『こちら日本中学生新聞』

『こちら日本中学生新聞』
川中だいじ 著
柏書房 刊
2026年3月12日 発行
1980円(税込)
315ページ
分類:ノンフィクション
対象:中学生から

民主主義を、現場から見つめ直すーー中学生記者が追う、日本のいま!

この本の存在を知ったときの衝撃、そして実際に手にしたときの衝撃はうまく言語化できません。まずは「えーーーっ!」と驚きが大きかった。
姪っ子と変わらぬ年頃の中学生が体験して、書いたものであるって、にわかに信じがたい気持ちも正直湧きました。というか、姪っ子はこの著者が考えていることを1ミリでも理解、共感できるのかな~と想像し、むむと唸るしかありませんでした。
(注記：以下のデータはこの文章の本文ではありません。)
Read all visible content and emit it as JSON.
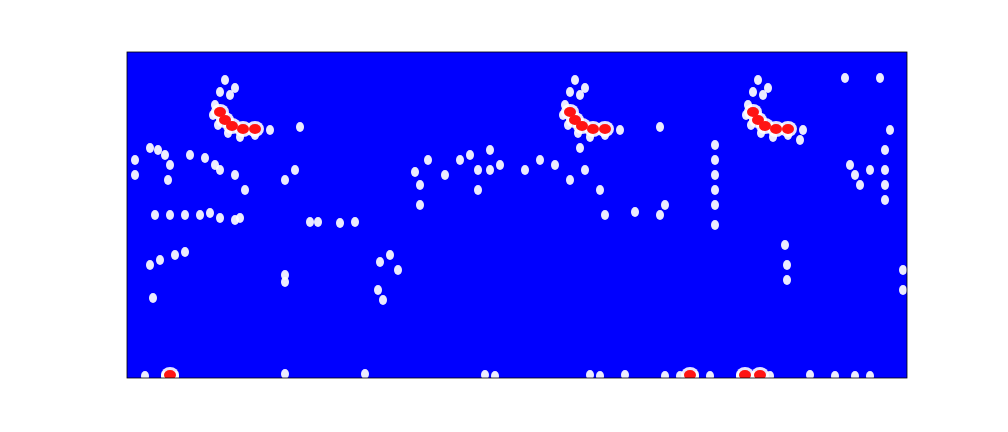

2010年、大阪に生まれ育った著者は、小学校3年生のときに政治に関心をもったと言います。両親が食卓で政治の話をする環境だったことも影響しているといえるでしょう。とはいえ、自分が小学3年生、9歳か10歳のころの関心事に政治はなかったな~。
2019年の参議院選挙が記憶に残る最初の選挙だったとのこと。そして翌年、大阪都構想の住民投票ではじめての政治活動ーーれいわ新選組のチラシ配りをする。そのとき「子どもを利用するな!」と彼に対して怒る人もいたらしい。その度に「自分の意思で勉強をし、考え、行動している。やらされているわけではない」と説明をしてチラシを手渡していたと言いますが、傷ついてもいたんだとか。それは「子どもには人格はなく、言われたことしかできない、何も考えていない馬鹿だと言われているように感じていたからだ」と言います。
重い言葉だな、と感じて、彼に対して申し訳ない気分になりました。
また、都構想の告示以降、小学校でも友だちとこのことについて話す機会が増えたそう。投票権のあるか否かということではなく、自分の住むまちのことを知ろうとすることや考えることは大切だし、当たり前と思っていたんですって! そうして学校でアンケートをとったり、政治活動は盛り上がっていったとか。そんな折、担任の先生から「政治の話をしてはいけない」と注意をうけますが、それでも変わらずに堂々としていたとあるので、また驚いてしまいました。

「第1章:「日本中学生新聞」創刊前夜」「第2章:G7広島サミットと初会見」「第3章:選挙取材」「第4章:万博・IR取材」「第5章:ルポ 生徒会」「第6章:民主主義を取材する」「第7章:兵庫県知事選」の章立てです。とてもまっすぐに物事を捉えて、真剣に考えている姿は子どもとか大人とか関係ないですね。子どもだからこそのまっすぐさを感じました。大人こそ、この著者に学ぶべきことは多いのではないか、と思えます。
とにかく行動力に拍手! です。
どこを取ってもグサグサ刺さる言葉の連続。付箋貼りまくり状態になりそうですが、なかでも一番響いたのが次の言葉。創刊号に寄せた文章です。子どもにこんなこと言わせちゃだめだ、とも思いますけどね。

「学校などでぼくたちは「良い行いをしなさい」と教えられる。だが、よく考えてみると
大人たちは良い行いをしているのだろうか?
と疑問に思うことがある。
たとえば、
電車やバスなどで優先席に座る人。
用事もないのに歩きスマホをする人。
選挙で票が欲しくて大金を配る人。ーーー(後略)」

今どきの若い者は、と言いがちですが、いやいや、しっかりしているこんな若い人がいることに嬉しくなりました。捨てたもんじゃないって明るい心地に久しぶりになれました。